The thing that will kill your frame rate the most is the anti-laising. What that does is that it takes your graphics you have and renders it up to 4x a single second. So imagine four monitors running at one time, then it takes that and slightly bumps each image next to each other to smooth out hard edges. So when your playing you are actually rendering up to 4 game shots at once before you even see the next frame. Even top of the line rigs like mine gets killed by this when there is some vegetation and what not all over the screen. Basically, if everything is looking blocky, then run anti-laising, it also may help you see some opponents better when standing next to a wall or vegetation but you really don't need it in a game. This is where having dual video cards help. One card can render frames non stop while the other keeps the frame rate from dropping.
It's only eye candy. Wont help you out and in most cases is worse for gaming. I recommend leaving it at one or off completely. Vegetation, keep it at medium and also the ground cover. Buildings and models I always render high because it's easier to tell when someone is standing next to a corner. While shadows are personal touch to be honest. I don't like light colored shadows as my own eyes tend to look at the blotches rather funny but some people are not bothered by it at all. I always run shadows high but they are the worse for low end video cards. I recommend low-medium. In most cases when at medium you really don't see a difference from low. A single gtx 580 running this game at 60-80 fps while running at ultra settings is great. Plus being beta it's only going to get better for the updates. So you don't really need dual cards unless your running something bigger than a 42" screen or dual monitors. Then it helps a bit. Remember, if someone is playing on a smaller screen than you, they tend to get much faster frame rates. I use a 46" vizio for my games, it's actually way to big but don't want to buy a smaller screen and spend the extra money so I play it. But someone playing say a 22-32" screen is always going to be faster than me as my graphics cards have to run harder to render the video. Plus not a huge difference between 1080p and say 1680p. That helps a lot as well. I play 1080P all day. I'm sure if I did a fps test on my 26" test rig I would get much faster gaming rates but I like to post with this rig as it's made for gaming. Gives me more of a edge to tell everyone how it really performs.

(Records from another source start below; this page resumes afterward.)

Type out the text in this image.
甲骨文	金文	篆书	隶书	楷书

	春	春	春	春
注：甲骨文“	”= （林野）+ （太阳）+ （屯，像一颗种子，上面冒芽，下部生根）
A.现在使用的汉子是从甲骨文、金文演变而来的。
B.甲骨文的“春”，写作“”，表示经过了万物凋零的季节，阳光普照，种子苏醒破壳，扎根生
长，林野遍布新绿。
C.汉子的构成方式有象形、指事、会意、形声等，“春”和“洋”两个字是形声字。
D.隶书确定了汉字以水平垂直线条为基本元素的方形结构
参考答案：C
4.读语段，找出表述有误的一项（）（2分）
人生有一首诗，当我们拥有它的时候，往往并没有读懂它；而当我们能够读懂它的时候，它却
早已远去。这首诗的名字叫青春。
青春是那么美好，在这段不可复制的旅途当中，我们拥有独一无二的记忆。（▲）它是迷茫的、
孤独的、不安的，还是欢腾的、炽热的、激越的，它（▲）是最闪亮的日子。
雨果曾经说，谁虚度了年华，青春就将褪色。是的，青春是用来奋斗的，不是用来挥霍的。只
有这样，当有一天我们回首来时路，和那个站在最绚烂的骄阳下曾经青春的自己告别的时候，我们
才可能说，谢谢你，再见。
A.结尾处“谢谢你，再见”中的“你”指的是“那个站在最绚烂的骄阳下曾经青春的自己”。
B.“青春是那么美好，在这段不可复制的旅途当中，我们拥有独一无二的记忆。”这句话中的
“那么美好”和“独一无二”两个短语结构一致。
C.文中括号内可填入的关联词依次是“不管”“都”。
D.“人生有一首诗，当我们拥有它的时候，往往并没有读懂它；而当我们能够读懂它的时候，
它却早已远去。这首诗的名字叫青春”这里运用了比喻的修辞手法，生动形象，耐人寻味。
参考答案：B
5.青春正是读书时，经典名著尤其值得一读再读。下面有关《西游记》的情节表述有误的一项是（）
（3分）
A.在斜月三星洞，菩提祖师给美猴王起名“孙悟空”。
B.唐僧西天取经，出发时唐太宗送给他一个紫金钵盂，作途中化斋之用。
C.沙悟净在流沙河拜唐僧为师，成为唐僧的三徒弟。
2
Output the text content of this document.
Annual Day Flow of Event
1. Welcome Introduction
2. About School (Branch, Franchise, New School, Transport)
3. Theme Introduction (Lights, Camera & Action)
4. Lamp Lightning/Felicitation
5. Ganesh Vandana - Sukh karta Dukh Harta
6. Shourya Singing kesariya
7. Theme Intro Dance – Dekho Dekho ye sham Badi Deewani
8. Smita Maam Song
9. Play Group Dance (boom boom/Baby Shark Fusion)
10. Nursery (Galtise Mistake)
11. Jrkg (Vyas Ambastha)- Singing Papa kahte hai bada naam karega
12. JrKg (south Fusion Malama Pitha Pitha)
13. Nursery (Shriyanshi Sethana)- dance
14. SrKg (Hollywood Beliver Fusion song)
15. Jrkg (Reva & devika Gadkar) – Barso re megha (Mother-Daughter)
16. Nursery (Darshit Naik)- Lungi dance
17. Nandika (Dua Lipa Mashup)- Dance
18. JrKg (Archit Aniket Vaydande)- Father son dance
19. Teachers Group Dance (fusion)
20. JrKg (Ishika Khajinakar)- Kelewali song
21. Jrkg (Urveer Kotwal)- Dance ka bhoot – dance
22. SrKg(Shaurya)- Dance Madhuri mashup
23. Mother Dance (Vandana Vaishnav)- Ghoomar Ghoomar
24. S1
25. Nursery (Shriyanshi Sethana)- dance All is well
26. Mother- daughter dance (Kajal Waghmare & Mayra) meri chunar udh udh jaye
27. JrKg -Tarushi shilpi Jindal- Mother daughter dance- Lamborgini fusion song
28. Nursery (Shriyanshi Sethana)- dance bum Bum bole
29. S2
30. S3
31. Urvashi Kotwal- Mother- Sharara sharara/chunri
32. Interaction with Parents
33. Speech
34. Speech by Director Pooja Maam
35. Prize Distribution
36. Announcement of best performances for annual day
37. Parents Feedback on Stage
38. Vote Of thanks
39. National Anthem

I'm curious if I should purchase another 560 ti and sli them, or just sell off my 560 ti and purchase a 580. I know I'll have more power with a 560ti SLI setup, but less room for upgrades.
Of course, with kepler arriving sometime next year, I keep ending up back on the 560 ti as I will so be able to purchase a top tier 600 series sometime next year for the same price I'm willing to drop on a 580 right now.

ps-My kick ass wife is helping me get a 580 or 560 for our 3 year anniversary. Haha.